Kaolin is an aluminous clay used to make high purity alumina (HPA), which is in demand because it helps stop lithium-ion batteries from catching fire.

HPA is also used in things like LED lights, smartphone screens and surgical tools.

Andromeda wanted to find out whether dry processing would give it a semi-processed product (more than 1 per cent quartz), or a fully processed product (less than 1 per cent quartz).

Results “exceeded expectations”, the company says.

Dry processing successfully removed virtually all of the quartz sand from the final product, with less than 1 per cent remaining.

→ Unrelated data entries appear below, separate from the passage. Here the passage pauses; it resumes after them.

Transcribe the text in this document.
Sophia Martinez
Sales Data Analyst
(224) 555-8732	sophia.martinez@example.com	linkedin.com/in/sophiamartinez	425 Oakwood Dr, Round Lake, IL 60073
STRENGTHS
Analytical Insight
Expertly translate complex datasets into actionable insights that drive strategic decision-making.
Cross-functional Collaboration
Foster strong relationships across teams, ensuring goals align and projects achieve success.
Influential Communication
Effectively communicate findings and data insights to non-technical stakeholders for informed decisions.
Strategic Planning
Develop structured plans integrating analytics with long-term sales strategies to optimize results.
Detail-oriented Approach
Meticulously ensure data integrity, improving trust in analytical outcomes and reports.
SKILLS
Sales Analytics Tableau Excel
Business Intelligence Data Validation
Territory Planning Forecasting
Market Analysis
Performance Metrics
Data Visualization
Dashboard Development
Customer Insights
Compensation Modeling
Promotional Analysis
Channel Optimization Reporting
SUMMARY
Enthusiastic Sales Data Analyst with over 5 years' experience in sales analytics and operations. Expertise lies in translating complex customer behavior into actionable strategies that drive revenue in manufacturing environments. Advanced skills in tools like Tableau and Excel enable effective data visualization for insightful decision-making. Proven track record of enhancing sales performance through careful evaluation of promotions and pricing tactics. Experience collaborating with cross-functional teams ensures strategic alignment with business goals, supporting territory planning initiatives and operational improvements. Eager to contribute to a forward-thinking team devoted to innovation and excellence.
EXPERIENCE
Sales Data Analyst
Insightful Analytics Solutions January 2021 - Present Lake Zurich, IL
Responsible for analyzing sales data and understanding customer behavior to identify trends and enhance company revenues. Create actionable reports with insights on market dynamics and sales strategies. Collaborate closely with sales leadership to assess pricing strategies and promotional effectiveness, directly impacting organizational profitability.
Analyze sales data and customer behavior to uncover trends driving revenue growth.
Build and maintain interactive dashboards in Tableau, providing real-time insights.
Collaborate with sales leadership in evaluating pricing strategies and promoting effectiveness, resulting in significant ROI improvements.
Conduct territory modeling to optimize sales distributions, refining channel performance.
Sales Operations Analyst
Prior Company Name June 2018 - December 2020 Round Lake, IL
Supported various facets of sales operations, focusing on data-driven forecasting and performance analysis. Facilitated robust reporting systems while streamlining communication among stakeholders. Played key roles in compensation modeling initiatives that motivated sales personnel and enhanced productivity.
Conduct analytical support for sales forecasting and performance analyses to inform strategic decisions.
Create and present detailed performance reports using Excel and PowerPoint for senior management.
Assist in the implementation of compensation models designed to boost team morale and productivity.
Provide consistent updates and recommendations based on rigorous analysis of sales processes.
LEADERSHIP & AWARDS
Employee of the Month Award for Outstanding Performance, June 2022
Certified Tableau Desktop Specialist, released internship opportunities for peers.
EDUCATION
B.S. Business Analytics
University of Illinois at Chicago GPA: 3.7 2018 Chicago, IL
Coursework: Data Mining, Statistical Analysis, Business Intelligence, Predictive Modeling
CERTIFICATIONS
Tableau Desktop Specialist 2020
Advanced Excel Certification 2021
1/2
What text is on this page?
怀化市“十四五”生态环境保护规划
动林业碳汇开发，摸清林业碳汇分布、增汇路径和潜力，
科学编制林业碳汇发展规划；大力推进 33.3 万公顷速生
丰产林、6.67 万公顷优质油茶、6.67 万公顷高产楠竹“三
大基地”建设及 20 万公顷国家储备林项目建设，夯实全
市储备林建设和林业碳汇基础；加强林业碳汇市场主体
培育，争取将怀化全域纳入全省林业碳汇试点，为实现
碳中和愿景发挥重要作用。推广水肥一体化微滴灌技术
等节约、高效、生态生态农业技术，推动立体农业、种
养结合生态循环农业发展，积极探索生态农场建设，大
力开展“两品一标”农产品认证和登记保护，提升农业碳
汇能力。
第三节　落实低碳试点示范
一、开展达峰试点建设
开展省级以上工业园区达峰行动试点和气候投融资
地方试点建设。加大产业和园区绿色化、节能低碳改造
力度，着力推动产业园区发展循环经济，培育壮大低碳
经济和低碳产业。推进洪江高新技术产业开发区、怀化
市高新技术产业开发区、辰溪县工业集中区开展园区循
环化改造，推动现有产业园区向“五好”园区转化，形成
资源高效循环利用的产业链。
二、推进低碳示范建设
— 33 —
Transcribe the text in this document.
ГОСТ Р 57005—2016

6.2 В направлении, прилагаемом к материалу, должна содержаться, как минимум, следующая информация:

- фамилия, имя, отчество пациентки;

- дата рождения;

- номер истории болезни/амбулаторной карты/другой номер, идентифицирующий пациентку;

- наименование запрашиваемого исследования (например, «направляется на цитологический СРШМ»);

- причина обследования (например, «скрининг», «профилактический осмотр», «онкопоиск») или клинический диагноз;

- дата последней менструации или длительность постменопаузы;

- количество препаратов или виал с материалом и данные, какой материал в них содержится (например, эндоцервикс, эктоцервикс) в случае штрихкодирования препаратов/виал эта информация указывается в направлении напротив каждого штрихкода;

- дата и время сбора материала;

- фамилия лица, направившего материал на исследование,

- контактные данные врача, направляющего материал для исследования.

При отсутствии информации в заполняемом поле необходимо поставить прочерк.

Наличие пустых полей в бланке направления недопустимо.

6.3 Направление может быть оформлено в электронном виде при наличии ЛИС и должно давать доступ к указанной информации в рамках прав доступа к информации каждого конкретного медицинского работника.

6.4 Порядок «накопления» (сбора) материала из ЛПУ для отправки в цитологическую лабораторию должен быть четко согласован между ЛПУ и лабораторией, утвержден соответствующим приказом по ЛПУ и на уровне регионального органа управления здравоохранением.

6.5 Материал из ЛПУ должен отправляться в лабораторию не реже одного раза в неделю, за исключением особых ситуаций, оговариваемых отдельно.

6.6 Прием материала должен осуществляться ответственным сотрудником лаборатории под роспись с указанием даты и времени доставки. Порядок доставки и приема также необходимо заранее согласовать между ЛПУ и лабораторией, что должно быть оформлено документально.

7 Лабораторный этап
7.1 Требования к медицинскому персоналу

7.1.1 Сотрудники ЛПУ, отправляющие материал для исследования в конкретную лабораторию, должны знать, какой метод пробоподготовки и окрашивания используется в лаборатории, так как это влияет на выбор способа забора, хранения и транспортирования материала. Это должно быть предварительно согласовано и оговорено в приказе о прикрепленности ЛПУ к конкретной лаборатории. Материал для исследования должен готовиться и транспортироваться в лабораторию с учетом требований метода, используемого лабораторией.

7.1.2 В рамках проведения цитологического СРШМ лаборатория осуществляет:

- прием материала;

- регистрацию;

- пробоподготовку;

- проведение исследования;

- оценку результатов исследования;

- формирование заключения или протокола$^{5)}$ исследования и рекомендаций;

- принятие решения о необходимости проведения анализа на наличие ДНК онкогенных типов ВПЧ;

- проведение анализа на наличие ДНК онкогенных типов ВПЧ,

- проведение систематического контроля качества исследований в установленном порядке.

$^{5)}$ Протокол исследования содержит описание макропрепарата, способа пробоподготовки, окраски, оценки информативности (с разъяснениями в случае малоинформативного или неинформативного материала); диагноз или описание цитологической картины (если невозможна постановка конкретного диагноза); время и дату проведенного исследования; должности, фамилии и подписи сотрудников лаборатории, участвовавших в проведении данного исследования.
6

Andromeda says this is the global standard requirement for customers of kaolin products — being able to meet that criteria without using any water “represents significant capital and operating cost savings”.

The Andromeda share price has ranged between 0.5c and 0.9c over the past 12 months.

 

Andromeda managing director James Marsh told Stockhead that wet processing is typically 2 to 3 times more expensive.

“I was expecting to have a final sand content of greater than 1 per cent and possibly 3 to 5 per cent,” Mr Marsh says.

Less than 1 per cent is a generally accepted global specification for a high quality kaolin product, and most customers will not accept any product more than 1 per cent.”

A number of operation in the US use dry processing; the only significant kaolin production in Australia used a wet process and they cannot compete with the US dry processed products due to costs, Mr Marsh says.

“It is not often possible to use a dry process for kaolin so this is an excellent outcome for us,” he says.

Bulk sample testing by potential end users is due to start soon.

140 tonnes is at a wet processing kaolin plant in China awaiting testing, 20 tonnes is being prepared for shipping to another Chinese wet processor and a smaller amount to a Chinese dry processing plant, the company says.

Outside of China, other discussions have kicked off with potential end users in Japan and Europe.

Andromeda is currently investigating a simple business model – start by shipping raw ore from its Poochera project in South Australia to HPA producers in China.

This hopefully reduces initial start-up costs because it doesn’t need to build a processing plant to start making cash.

Andromeda’s aim is to move rapidly into prefeasibility stage after the Poochera scoping study is completed in the first half of 2019.